By Sarah Ruef-Lindquist, JD, CTFA
We love June, don’t you? Temperatures are warmer, flowers are blooming, and this year especially, many people are getting out and enjoying each other’s company and all that Maine has to offer with understandable pent-up enthusiasm.
Every year in June, the news includes the annual report about charitable giving in the US. The GivingUSA Foundation publishes GivingUSA with data about charitable giving activity in the prior year, based on income tax return data. The news has been positive year-on-year for a long time now.
Will it be for 2020?
As a preview Marketwatch reported interesting giving behavior during the early pandemic months of 2020: They reported that 2020 got off to a great start, but then as the pandemic hit, giving plummeted.
Then, it rebounded. A lot. At a time when millions of Americans were losing their jobs and could not make rent or mortgage payments.
It would seem there was a swift recognition of the challenges being faced, and generous response to help meet the need. “Some people even donated their stimulus checks. Protests over racial injustice last summer spurred another outpouring of donations.”
Using data provided by Blackbaud from a large and representative sample of non-profits “Not only did overall giving increase, but so did the average size of people’s donations, increasing to $737 from $617 in 2019.”[i]
According to prior GivingUSA reports, US charitable giving totaled for 2019 was $450 billion. 2018 was $428 billion. 2017 was $410 billion. 2016 $390 billion. See a trend here?
Neither Blackbaud nor Marketwatch try to predict what the total giving will be for 2020, but instead await the June 15, 2021 release of that data by GivingUSA. We will, too.
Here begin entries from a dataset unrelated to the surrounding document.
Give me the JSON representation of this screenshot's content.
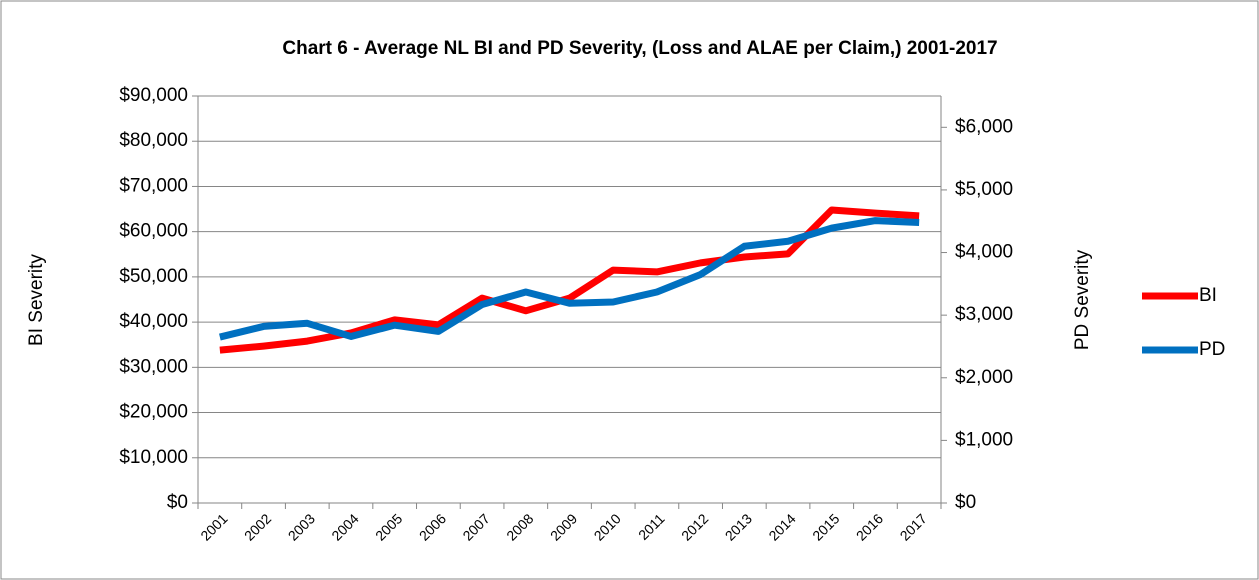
{
  "chart_data": {
    "type": "line",
    "title": "Chart 6 - Average NL BI and PD Severity, (Loss and ALAE per Claim,) 2001-2017",
    "y_label": "BI Severity",
    "y2_label": "PD Severity",
    "categories": [
      "2001",
      "2002",
      "2003",
      "2004",
      "2005",
      "2006",
      "2007",
      "2008",
      "2009",
      "2010",
      "2011",
      "2012",
      "2013",
      "2014",
      "2015",
      "2016",
      "2017"
    ],
    "series": [
      {
        "name": "BI",
        "color": "#ff0000",
        "values": [
          33800,
          34700,
          35800,
          37600,
          40500,
          39400,
          45300,
          42500,
          45300,
          51500,
          51100,
          53100,
          54400,
          55100,
          64800,
          64100,
          63500
        ]
      },
      {
        "name": "PD",
        "color": "#0070c0",
        "axis": "y2",
        "values": [
          2650,
          2820,
          2870,
          2660,
          2840,
          2740,
          3170,
          3370,
          3190,
          3210,
          3370,
          3650,
          4100,
          4180,
          4390,
          4510,
          4480
        ]
      }
    ],
    "ylim": [
      0,
      90000
    ],
    "yticks": [
      {
        "value": 0,
        "label": "$0"
      },
      {
        "value": 10000,
        "label": "$10,000"
      },
      {
        "value": 20000,
        "label": "$20,000"
      },
      {
        "value": 30000,
        "label": "$30,000"
      },
      {
        "value": 40000,
        "label": "$40,000"
      },
      {
        "value": 50000,
        "label": "$50,000"
      },
      {
        "value": 60000,
        "label": "$60,000"
      },
      {
        "value": 70000,
        "label": "$70,000"
      },
      {
        "value": 80000,
        "label": "$80,000"
      },
      {
        "value": 90000,
        "label": "$90,000"
      }
    ],
    "y2lim": [
      0,
      6500
    ],
    "y2ticks": [
      {
        "value": 0,
        "label": "$0"
      },
      {
        "value": 1000,
        "label": "$1,000"
      },
      {
        "value": 2000,
        "label": "$2,000"
      },
      {
        "value": 3000,
        "label": "$3,000"
      },
      {
        "value": 4000,
        "label": "$4,000"
      },
      {
        "value": 5000,
        "label": "$5,000"
      },
      {
        "value": 6000,
        "label": "$6,000"
      }
    ],
    "grid": true,
    "legend": "right"
  }
}
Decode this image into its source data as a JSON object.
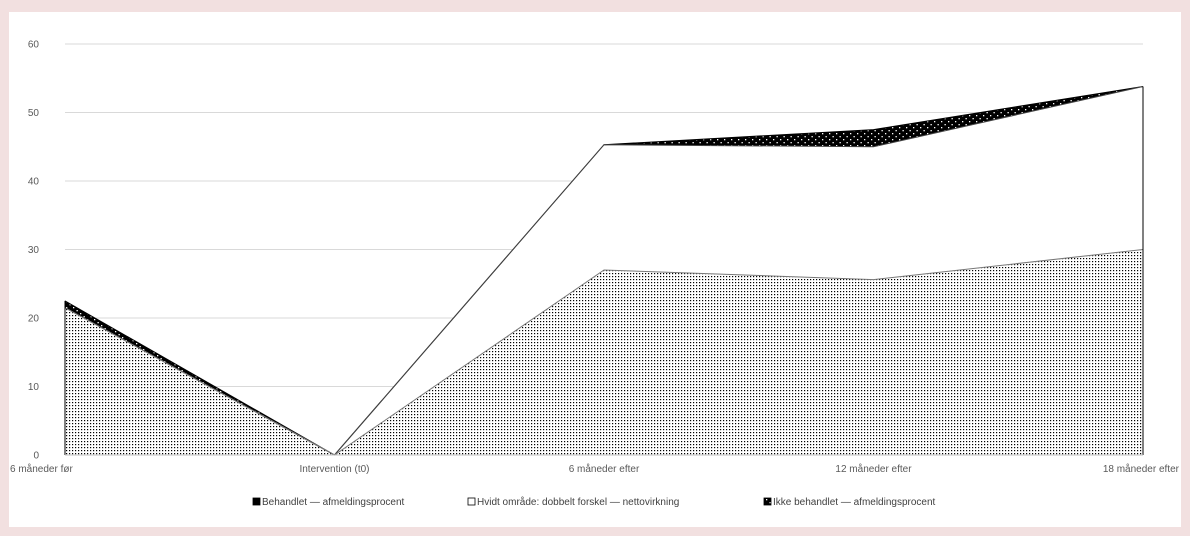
{
  "chart_data": {
    "type": "area",
    "title": "",
    "xlabel": "",
    "ylabel": "",
    "ylim": [
      0,
      60
    ],
    "yticks": [
      0,
      10,
      20,
      30,
      40,
      50,
      60
    ],
    "categories": [
      "6 måneder før",
      "Intervention (t0)",
      "6 måneder efter",
      "12 måneder efter",
      "18 måneder efter"
    ],
    "grid": true,
    "legend_position": "bottom",
    "series": [
      {
        "name": "Behandlet — afmeldingsprocent",
        "values": [
          22.5,
          0,
          45.3,
          47.5,
          53.8
        ],
        "fill": "#000000",
        "pattern": "dots-white-on-black"
      },
      {
        "name": "Hvidt område: dobbelt forskel — nettovirkning",
        "values": [
          21.5,
          0,
          45.3,
          45.0,
          53.8
        ],
        "fill": "#ffffff",
        "pattern": "none"
      },
      {
        "name": "Ikke behandlet — afmeldingsprocent",
        "values": [
          21.5,
          0,
          27.0,
          25.6,
          30.0
        ],
        "fill": "#ffffff",
        "pattern": "dense-dots-black-on-white"
      }
    ]
  }
}
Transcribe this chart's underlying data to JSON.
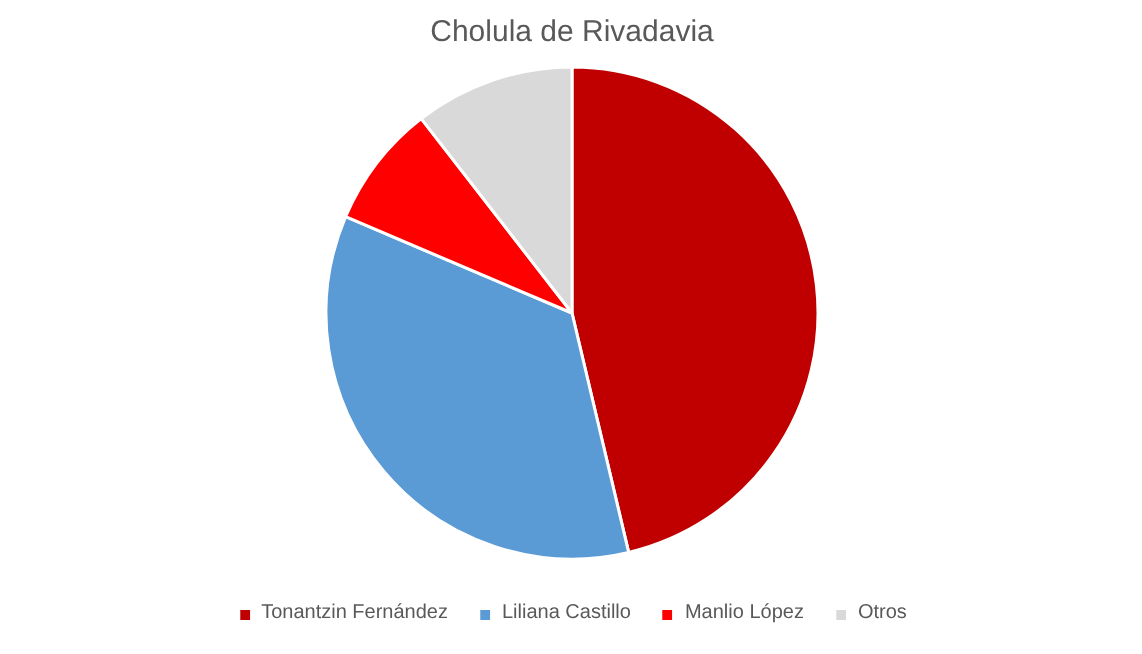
{
  "chart_data": {
    "type": "pie",
    "title": "Cholula de Rivadavia",
    "categories": [
      "Tonantzin Fernández",
      "Liliana Castillo",
      "Manlio López",
      "Otros"
    ],
    "values": [
      46.3,
      35.1,
      8.1,
      10.5
    ],
    "colors": [
      "#c00000",
      "#5b9bd5",
      "#ff0000",
      "#d9d9d9"
    ],
    "legend": "bottom"
  }
}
We are almost half-way through 2021. What could help boost giving in 2021? The stock market is nearing record highs and those are always opportunities to consider charitable gifts of appreciated securities, to reduce capital gains exposure, or to create charitable remainder trusts to provide income and immediate tax deductions while deferring and reducing gains exposure.
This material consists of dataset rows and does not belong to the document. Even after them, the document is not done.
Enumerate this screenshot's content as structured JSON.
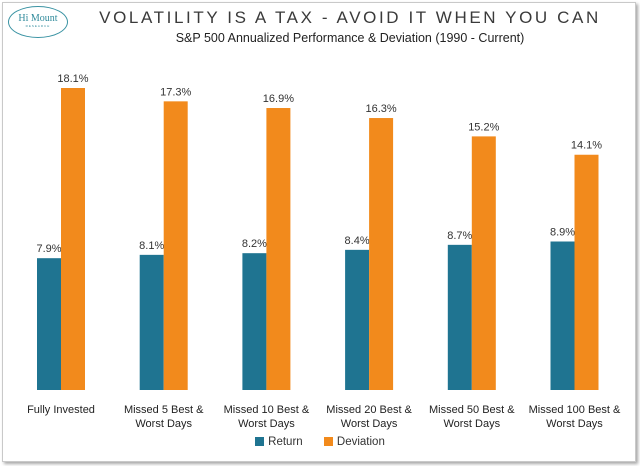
{
  "logo": {
    "name": "Hi Mount",
    "sub": "RESEARCH"
  },
  "colors": {
    "return": "#1f7491",
    "deviation": "#f28a1c"
  },
  "chart_data": {
    "type": "bar",
    "title": "VOLATILITY IS A TAX - AVOID IT WHEN YOU CAN",
    "subtitle": "S&P 500 Annualized Performance & Deviation (1990 - Current)",
    "categories": [
      [
        "Fully Invested"
      ],
      [
        "Missed 5 Best &",
        "Worst Days"
      ],
      [
        "Missed 10 Best &",
        "Worst Days"
      ],
      [
        "Missed 20 Best &",
        "Worst Days"
      ],
      [
        "Missed 50 Best &",
        "Worst Days"
      ],
      [
        "Missed 100 Best &",
        "Worst Days"
      ]
    ],
    "series": [
      {
        "name": "Return",
        "values": [
          7.9,
          8.1,
          8.2,
          8.4,
          8.7,
          8.9
        ],
        "labels": [
          "7.9%",
          "8.1%",
          "8.2%",
          "8.4%",
          "8.7%",
          "8.9%"
        ]
      },
      {
        "name": "Deviation",
        "values": [
          18.1,
          17.3,
          16.9,
          16.3,
          15.2,
          14.1
        ],
        "labels": [
          "18.1%",
          "17.3%",
          "16.9%",
          "16.3%",
          "15.2%",
          "14.1%"
        ]
      }
    ],
    "ylim": [
      0,
      18.1
    ],
    "grid": false,
    "legend": "bottom-center"
  }
}
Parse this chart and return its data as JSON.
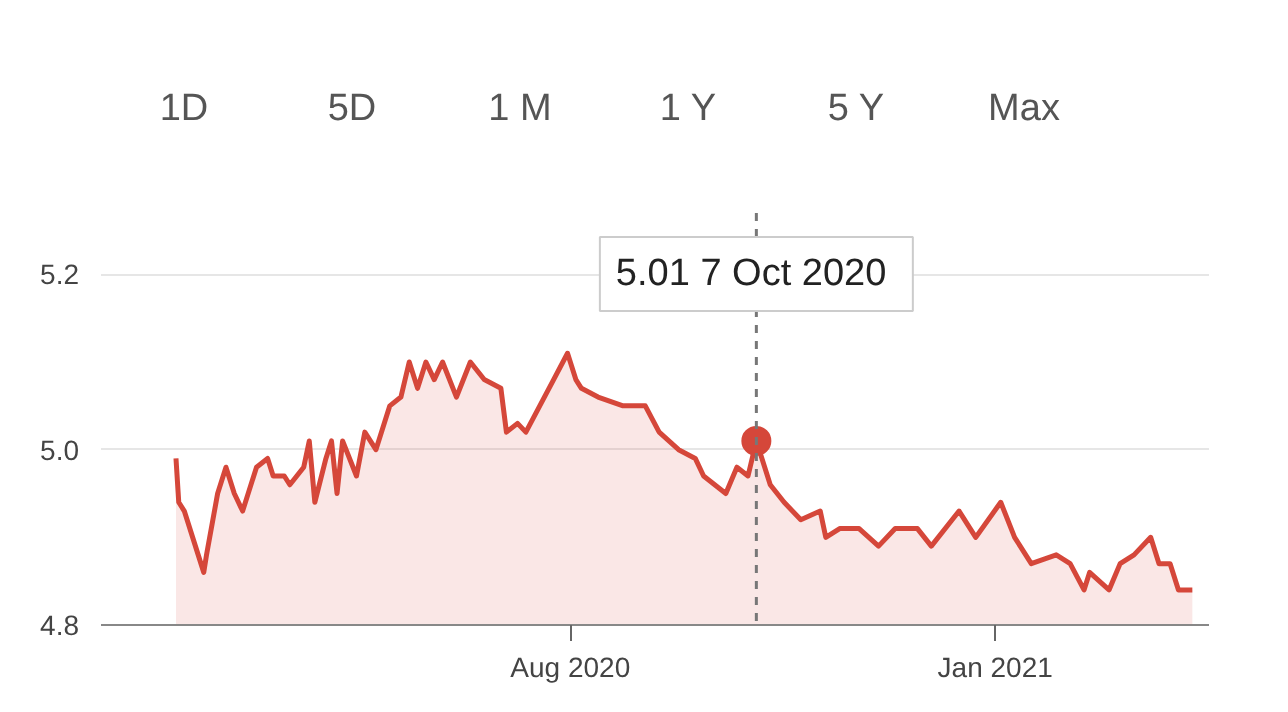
{
  "chart_data": {
    "type": "area",
    "x": [
      "2020-03-12",
      "2020-03-13",
      "2020-03-15",
      "2020-03-20",
      "2020-03-22",
      "2020-03-23",
      "2020-03-27",
      "2020-03-30",
      "2020-04-02",
      "2020-04-05",
      "2020-04-10",
      "2020-04-14",
      "2020-04-16",
      "2020-04-20",
      "2020-04-22",
      "2020-04-27",
      "2020-04-29",
      "2020-05-01",
      "2020-05-05",
      "2020-05-07",
      "2020-05-09",
      "2020-05-11",
      "2020-05-16",
      "2020-05-19",
      "2020-05-23",
      "2020-05-28",
      "2020-06-01",
      "2020-06-04",
      "2020-06-07",
      "2020-06-10",
      "2020-06-13",
      "2020-06-16",
      "2020-06-21",
      "2020-06-26",
      "2020-07-01",
      "2020-07-07",
      "2020-07-09",
      "2020-07-13",
      "2020-07-16",
      "2020-07-21",
      "2020-07-26",
      "2020-07-31",
      "2020-08-03",
      "2020-08-05",
      "2020-08-11",
      "2020-08-20",
      "2020-08-28",
      "2020-09-02",
      "2020-09-09",
      "2020-09-15",
      "2020-09-18",
      "2020-09-26",
      "2020-09-30",
      "2020-10-04",
      "2020-10-07",
      "2020-10-12",
      "2020-10-17",
      "2020-10-23",
      "2020-10-30",
      "2020-11-01",
      "2020-11-06",
      "2020-11-13",
      "2020-11-20",
      "2020-11-26",
      "2020-12-04",
      "2020-12-09",
      "2020-12-19",
      "2020-12-25",
      "2021-01-03",
      "2021-01-08",
      "2021-01-14",
      "2021-01-23",
      "2021-01-28",
      "2021-02-02",
      "2021-02-04",
      "2021-02-11",
      "2021-02-15",
      "2021-02-20",
      "2021-02-26",
      "2021-03-01",
      "2021-03-05",
      "2021-03-08",
      "2021-03-11",
      "2021-03-13"
    ],
    "series": [
      {
        "color": "#d5473a",
        "values": [
          4.99,
          4.94,
          4.93,
          4.88,
          4.86,
          4.88,
          4.95,
          4.98,
          4.95,
          4.93,
          4.98,
          4.99,
          4.97,
          4.97,
          4.96,
          4.98,
          5.01,
          4.94,
          4.99,
          5.01,
          4.95,
          5.01,
          4.97,
          5.02,
          5.0,
          5.05,
          5.06,
          5.1,
          5.07,
          5.1,
          5.08,
          5.1,
          5.06,
          5.1,
          5.08,
          5.07,
          5.02,
          5.03,
          5.02,
          5.05,
          5.08,
          5.11,
          5.08,
          5.07,
          5.06,
          5.05,
          5.05,
          5.02,
          5.0,
          4.99,
          4.97,
          4.95,
          4.98,
          4.97,
          5.01,
          4.96,
          4.94,
          4.92,
          4.93,
          4.9,
          4.91,
          4.91,
          4.89,
          4.91,
          4.91,
          4.89,
          4.93,
          4.9,
          4.94,
          4.9,
          4.87,
          4.88,
          4.87,
          4.84,
          4.86,
          4.84,
          4.87,
          4.88,
          4.9,
          4.87,
          4.87,
          4.84,
          4.84,
          4.84
        ]
      }
    ],
    "xlim": [
      "2020-02-14",
      "2021-03-19"
    ],
    "xticks": [
      {
        "value": "2020-08-01",
        "label": "Aug 2020"
      },
      {
        "value": "2021-01-01",
        "label": "Jan 2021"
      }
    ],
    "ylim": [
      4.8,
      5.27
    ],
    "yticks": [
      4.8,
      {
        "value": 5.0,
        "label": "5.0"
      },
      5.2
    ],
    "grid": "y",
    "ref_lines": [
      {
        "axis": "x",
        "value": "2020-10-07",
        "label": "5.01  7 Oct 2020",
        "line_style": "dashed",
        "color": "#777777"
      }
    ],
    "annotations": [
      "1D",
      "5D",
      "1 M",
      "1 Y",
      "5 Y",
      "Max"
    ]
  }
}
As congress considers further changes to income tax laws, there are several pending provisions of interest including a possible charitable remainder trust option for up to $100,000 of qualified charitable distributions from IRA’s (these had previously been limited to only outright gifts to charity). Stay tuned about those.
There are many reasons to be optimistic about charitable giving in the US. As you renew in-person meetings with your supporters, we hope they are as rewarding and productive as ever.
[i] Blackbaud’s analysis was based on its 8,833 nonprofit clients, which took in a total of $40.7 billion in donations in 2020. That’s only one slice of the giving pie in the U.S, where there are roughly 1.5 million nonprofits, but the Blackbaud data set is the largest sample size of giving and is representative of the nonprofit sector as a whole, a spokeswoman said.